Cass McCombs confirmed up late for the twentieth century, like a celebration visitor arriving because the host was lastly slipping off her earrings. Then he wouldn’t go away. Over the 20-odd years since he emerged, a whispery Gen X folkie with a smart-assed streak and bowing bookshelves, he has change into a lighthouse keeper for Boomer beacons: Lennon, Zevon, Dylan, Cohen, Nilsson, Newman, Younger. “Priestess,” the solemnly funky opener of Inside Dwell Oak, glimmers with lime rickeys and wild horses, Ella Fitzgerald and John Prine, and the report typically does little to dispel the phantasm that it might have been made by Gordon Lightfoot in 1974. The issues McCombs does so properly are so acquainted as to be nearly invisible. Why they nonetheless appear so distinctly his is an everlasting thriller. Perhaps it’s simply that he’s grown from being a precocious, pugnacious, quixotic songwriter to being a terrific one, and greatness makes inherited issues appear invented.
If the postwar pop pantheon nonetheless has any room, then McCombs ought to be a shoo-in on the proof of Inside Dwell Oak. Although the album might be fairly humorous, it delivers the products with no humorous enterprise—16 songs and never a throwaway amongst them, every an instance of what works, fairly than an experiment in what may. Songs with beautiful melodies, alert preparations, and good rhetorical mechanisms; songs that make you wow and hmm. Character songs, story songs, bardic American songs that array demotic discuss on mythic patterns, imprinting the identical previous adjustments with a lived texture that’s each distinctive and common. It’s middle-aged in a great way, a report of settled tastes, with ambition and aptitude in equilibrium, and an ideal portal into his one-man canon.
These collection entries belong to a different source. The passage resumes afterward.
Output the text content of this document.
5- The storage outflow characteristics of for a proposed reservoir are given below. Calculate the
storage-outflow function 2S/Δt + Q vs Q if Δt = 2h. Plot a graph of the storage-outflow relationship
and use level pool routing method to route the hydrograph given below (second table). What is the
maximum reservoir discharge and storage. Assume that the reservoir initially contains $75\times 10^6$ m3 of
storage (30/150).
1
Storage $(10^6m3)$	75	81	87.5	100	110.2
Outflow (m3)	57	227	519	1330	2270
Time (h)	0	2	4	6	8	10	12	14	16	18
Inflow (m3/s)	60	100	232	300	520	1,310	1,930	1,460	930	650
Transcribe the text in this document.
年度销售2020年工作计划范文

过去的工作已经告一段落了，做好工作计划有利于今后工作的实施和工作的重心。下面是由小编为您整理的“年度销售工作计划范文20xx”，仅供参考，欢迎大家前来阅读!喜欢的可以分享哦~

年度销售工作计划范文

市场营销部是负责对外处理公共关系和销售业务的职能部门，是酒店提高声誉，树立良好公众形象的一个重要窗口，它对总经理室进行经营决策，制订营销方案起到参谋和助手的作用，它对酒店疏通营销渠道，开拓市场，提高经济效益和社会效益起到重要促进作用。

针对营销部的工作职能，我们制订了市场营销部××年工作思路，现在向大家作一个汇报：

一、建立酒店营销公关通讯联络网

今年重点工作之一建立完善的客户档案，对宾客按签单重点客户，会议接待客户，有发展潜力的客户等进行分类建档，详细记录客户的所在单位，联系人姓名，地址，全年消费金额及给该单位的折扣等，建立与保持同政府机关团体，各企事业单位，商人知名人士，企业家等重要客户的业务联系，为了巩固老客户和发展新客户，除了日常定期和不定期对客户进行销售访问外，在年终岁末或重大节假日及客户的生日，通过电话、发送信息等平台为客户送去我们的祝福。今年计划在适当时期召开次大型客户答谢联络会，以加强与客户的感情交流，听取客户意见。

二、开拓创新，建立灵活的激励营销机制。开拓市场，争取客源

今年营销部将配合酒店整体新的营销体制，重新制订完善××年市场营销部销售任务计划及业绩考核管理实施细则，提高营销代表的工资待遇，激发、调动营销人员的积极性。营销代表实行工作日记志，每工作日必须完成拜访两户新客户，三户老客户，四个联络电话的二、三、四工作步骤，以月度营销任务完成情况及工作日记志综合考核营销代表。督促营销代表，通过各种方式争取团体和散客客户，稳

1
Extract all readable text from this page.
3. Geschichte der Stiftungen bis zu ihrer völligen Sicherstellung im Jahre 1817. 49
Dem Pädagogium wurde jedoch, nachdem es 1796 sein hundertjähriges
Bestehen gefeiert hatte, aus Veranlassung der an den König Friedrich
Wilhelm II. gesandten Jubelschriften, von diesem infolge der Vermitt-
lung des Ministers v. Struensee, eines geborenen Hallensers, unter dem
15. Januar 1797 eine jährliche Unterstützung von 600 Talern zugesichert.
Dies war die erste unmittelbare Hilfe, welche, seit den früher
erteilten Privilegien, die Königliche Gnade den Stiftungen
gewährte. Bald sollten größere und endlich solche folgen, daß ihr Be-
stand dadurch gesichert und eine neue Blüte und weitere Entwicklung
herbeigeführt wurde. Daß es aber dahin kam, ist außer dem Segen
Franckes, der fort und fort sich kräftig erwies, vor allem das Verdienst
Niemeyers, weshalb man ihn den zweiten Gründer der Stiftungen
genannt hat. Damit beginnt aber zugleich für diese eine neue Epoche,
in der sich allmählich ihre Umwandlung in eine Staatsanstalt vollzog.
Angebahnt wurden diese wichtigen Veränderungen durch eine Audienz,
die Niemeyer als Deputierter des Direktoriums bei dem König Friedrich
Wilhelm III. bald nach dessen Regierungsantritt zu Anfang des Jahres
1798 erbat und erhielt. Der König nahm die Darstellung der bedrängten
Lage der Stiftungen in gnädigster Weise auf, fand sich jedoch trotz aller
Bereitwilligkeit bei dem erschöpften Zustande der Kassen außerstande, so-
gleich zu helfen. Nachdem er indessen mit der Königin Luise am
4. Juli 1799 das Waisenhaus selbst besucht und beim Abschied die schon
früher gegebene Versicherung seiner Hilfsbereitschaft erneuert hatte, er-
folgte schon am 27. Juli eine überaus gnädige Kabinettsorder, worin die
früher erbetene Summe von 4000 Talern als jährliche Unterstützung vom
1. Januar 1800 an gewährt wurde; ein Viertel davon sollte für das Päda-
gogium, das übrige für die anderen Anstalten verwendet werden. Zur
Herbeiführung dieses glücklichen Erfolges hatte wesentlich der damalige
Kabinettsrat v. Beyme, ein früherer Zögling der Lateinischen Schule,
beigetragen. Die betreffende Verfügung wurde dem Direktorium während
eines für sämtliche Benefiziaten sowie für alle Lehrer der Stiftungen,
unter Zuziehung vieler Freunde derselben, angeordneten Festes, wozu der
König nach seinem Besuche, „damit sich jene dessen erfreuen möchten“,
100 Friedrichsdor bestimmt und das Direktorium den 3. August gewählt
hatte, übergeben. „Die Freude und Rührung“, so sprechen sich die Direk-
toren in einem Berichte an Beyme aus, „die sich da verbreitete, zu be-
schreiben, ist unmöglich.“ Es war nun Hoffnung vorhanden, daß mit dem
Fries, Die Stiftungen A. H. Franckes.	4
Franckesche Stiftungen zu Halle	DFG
Going again to the properly with previous collaborators like Papercuts’ Jason Quever, McCombs has devised a mode for Inside Dwell Oak that wafts and slithers—half breeze, half snake, with a gradual and deliberate tempo stuffed with coiled energies. There’s Croce-style rococo folks, jangly fuzz rock, sparkly soul, and big-desert nation, in a manufacturing type that emphasizes the haptic shapes of fingers urgent strings, particularly in Brian Betancourt’s nomadic basslines. As ever, a part of the music’s allure lies in its misleading effortlessness and modesty. However that is belied by an astonishing outpouring of phrases that recollects peak Paul Simon in flavorful Americana and enigmatic scope.
When a tune is nice sufficient, just a few good lyrics, with some filler and repetition, will typically get you by. However McCombs has packed literature into these songs, from finish to finish. He begins with scintillating verbal surfaces that might keep our curiosity alone, and infrequently do: “Miss Mabee” performs with the plain homophone for 3 minutes of buoyant energy pop. However normally, having arrange a intelligent conceit, he retains coming again at it from totally different angles, unpacking it into one thing huge and visionary or intimate and profound. The flickering gallop of “Peace” (“‘Peace’ is what we are saying/Once we say goodbye”) made me discover the burden of that informal parting phrase in a manner I hadn’t earlier than, whereas the Tom Petty–like “Who Eliminated the Cellar Door?” demonstrates the intuitive leaps that enlarge the album, superimposing the sting of a flooded basement and the highest of Niagara Falls in a terrific rush of remorse.